La Cour administrative d’appel de Paris a rendu, le 18 décembre 2025, une décision remarquée relative au droit au séjour des ressortissants étrangers. Un ressortissant malien, résidant régulièrement en France depuis 2012, s’est vu refuser le renouvellement de son titre de séjour par l’autorité préfectorale. Cette mesure, assortie d’une obligation de quitter le territoire, se fondait sur une condamnation pénale pour des violences conjugales commises en 2020. Le tribunal administratif de Montreuil avait initialement rejeté sa demande d’annulation par un jugement rendu le 10 octobre 2024. L’appelant soutenait que sa situation personnelle et son insertion durable sur le territoire national n’avaient pas été suffisamment prises en compte par l’administration. La question de droit posée est de savoir si des faits de violences anciennes justifient légalement un refus de séjour face à une vie familiale établie.
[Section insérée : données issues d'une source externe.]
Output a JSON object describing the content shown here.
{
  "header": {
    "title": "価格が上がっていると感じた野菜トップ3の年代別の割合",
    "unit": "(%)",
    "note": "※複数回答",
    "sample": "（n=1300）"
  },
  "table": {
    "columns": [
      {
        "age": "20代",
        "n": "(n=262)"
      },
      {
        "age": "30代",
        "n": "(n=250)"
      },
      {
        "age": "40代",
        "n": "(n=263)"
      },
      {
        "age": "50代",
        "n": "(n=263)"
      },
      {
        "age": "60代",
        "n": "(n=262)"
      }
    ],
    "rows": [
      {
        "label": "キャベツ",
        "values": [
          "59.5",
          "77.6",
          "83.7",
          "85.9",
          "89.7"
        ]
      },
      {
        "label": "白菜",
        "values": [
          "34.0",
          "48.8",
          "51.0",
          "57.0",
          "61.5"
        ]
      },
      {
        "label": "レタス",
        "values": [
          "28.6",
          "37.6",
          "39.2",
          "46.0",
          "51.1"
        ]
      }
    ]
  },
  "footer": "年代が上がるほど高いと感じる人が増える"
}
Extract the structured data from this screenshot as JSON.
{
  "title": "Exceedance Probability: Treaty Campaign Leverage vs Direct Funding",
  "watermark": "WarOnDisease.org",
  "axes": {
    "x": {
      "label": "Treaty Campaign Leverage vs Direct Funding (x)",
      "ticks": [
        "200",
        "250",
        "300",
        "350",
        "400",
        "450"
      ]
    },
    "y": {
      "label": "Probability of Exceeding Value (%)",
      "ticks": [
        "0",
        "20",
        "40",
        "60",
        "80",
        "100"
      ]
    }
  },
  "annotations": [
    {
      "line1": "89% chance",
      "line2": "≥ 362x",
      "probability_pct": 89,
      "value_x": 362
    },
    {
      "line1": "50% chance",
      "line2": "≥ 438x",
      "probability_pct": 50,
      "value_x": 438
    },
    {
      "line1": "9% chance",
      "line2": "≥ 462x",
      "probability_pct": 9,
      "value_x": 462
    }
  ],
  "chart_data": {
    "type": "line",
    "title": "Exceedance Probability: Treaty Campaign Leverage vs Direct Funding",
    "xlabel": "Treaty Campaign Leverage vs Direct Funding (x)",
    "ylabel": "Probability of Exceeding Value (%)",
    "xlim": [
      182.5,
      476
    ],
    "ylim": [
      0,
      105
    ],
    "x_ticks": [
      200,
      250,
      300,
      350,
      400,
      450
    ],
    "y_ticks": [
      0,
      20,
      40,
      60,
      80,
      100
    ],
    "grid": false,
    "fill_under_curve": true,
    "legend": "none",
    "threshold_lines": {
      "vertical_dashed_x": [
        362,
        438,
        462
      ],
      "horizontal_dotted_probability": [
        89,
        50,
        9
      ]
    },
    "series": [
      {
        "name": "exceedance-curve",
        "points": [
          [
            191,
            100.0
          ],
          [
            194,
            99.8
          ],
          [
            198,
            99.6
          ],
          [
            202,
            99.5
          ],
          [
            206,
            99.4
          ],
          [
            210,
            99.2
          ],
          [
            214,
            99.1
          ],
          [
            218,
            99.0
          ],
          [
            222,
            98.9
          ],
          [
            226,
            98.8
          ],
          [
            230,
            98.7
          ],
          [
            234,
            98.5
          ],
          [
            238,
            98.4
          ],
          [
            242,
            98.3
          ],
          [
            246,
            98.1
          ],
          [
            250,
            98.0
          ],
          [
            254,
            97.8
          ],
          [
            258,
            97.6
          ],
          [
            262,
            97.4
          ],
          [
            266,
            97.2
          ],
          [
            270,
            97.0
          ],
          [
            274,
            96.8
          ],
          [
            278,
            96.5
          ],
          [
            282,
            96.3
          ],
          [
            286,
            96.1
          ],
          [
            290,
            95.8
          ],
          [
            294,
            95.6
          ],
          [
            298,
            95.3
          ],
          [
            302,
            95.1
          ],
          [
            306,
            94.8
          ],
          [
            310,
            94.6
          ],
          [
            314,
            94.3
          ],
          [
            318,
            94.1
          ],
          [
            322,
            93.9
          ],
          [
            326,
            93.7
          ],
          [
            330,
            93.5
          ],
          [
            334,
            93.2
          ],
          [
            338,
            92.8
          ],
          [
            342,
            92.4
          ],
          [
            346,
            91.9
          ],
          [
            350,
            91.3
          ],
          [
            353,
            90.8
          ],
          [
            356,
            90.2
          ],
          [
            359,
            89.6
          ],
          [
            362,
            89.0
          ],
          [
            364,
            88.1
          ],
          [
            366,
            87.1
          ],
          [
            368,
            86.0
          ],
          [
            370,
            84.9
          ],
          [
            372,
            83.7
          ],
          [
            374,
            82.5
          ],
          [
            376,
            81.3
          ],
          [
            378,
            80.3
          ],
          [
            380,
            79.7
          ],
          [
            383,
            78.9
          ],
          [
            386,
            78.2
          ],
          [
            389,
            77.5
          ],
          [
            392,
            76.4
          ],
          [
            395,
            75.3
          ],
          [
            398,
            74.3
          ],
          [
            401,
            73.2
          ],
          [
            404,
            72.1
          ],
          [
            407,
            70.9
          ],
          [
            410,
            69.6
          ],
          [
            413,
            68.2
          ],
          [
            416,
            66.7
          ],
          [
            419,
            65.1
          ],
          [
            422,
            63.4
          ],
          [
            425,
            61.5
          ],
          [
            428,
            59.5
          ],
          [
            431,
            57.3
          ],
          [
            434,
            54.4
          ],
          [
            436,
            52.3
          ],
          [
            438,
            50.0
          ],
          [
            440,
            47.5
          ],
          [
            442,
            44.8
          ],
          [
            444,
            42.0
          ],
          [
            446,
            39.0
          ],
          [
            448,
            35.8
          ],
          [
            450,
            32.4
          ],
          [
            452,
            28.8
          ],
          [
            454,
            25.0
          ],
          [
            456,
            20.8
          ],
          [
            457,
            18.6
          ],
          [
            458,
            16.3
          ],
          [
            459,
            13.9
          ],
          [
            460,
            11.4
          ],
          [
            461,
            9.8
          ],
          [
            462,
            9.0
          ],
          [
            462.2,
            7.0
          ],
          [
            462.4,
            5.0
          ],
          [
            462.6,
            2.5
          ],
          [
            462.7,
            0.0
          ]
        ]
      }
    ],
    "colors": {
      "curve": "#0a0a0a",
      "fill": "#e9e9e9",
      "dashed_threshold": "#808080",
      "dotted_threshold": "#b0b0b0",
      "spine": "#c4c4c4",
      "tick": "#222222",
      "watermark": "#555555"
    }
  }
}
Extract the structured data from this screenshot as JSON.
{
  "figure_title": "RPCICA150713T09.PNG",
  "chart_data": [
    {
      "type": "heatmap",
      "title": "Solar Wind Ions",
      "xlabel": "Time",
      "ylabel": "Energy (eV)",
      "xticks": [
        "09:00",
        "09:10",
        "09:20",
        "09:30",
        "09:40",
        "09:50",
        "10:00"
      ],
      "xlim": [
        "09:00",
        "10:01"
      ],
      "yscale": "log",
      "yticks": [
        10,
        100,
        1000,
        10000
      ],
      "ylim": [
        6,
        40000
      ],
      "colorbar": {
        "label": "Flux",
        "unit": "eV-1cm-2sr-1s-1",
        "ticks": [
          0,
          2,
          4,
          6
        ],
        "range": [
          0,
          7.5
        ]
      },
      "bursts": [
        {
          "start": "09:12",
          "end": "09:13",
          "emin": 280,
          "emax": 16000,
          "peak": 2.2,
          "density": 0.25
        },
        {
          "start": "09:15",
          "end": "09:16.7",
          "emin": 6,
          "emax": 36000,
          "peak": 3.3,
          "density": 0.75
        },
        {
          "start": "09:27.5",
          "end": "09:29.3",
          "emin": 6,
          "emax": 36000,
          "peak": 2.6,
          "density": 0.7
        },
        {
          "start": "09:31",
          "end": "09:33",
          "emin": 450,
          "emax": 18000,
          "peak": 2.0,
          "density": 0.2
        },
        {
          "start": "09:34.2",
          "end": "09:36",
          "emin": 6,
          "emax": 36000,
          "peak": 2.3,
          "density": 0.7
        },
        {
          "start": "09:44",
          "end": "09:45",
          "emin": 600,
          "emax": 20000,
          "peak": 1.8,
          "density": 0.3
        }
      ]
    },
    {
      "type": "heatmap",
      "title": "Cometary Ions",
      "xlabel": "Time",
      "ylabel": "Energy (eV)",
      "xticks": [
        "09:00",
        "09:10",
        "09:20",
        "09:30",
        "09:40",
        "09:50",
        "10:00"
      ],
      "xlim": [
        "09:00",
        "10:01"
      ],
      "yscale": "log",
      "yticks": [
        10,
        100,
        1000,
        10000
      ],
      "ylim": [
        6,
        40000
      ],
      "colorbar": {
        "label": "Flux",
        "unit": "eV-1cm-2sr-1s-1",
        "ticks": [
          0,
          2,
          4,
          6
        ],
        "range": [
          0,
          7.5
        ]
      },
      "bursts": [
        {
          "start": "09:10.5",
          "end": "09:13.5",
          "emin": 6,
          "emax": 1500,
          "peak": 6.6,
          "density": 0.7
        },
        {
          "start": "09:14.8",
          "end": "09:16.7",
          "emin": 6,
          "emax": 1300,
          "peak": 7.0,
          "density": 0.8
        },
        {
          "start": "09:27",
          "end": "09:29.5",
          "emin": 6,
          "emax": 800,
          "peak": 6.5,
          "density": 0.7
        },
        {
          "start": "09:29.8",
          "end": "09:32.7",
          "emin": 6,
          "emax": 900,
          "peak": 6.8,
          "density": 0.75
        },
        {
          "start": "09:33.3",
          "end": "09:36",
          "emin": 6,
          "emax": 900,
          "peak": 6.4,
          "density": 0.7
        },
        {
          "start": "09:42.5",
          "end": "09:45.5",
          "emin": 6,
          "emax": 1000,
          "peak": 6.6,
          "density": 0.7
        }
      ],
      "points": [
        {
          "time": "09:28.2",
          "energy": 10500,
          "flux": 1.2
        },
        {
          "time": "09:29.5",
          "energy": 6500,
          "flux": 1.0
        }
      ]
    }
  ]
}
La juridiction d’appel censure la décision administrative en considérant que l’atteinte portée à la vie privée et familiale est excessive au regard des circonstances.
I. L’appréciation dynamique de la menace à l’ordre public
A. Le constat d’une menace caractérisée par des violences antérieures
Le code de l’entrée et du séjour des étrangers et du droit d’asile permet de refuser un titre à celui dont la présence « constitue une menace pour l’ordre public ». L’autorité préfectorale s’était ici appuyée sur une condamnation à quatre mois d’emprisonnement avec sursis prononcée par le tribunal correctionnel pour des violences par conjoint. Ces faits étaient complétés par un signalement au fichier du traitement des antécédents judiciaires pour des agissements similaires commis en présence d’un mineur. L’administration estimait ainsi que la gravité des actes passés suffisait à caractériser un risque actuel pour la sécurité et la tranquillité publiques. Cette lecture rigoureuse de la loi vise à protéger les victimes de violences intrafamiliales par l’éloignement des auteurs de tels comportements.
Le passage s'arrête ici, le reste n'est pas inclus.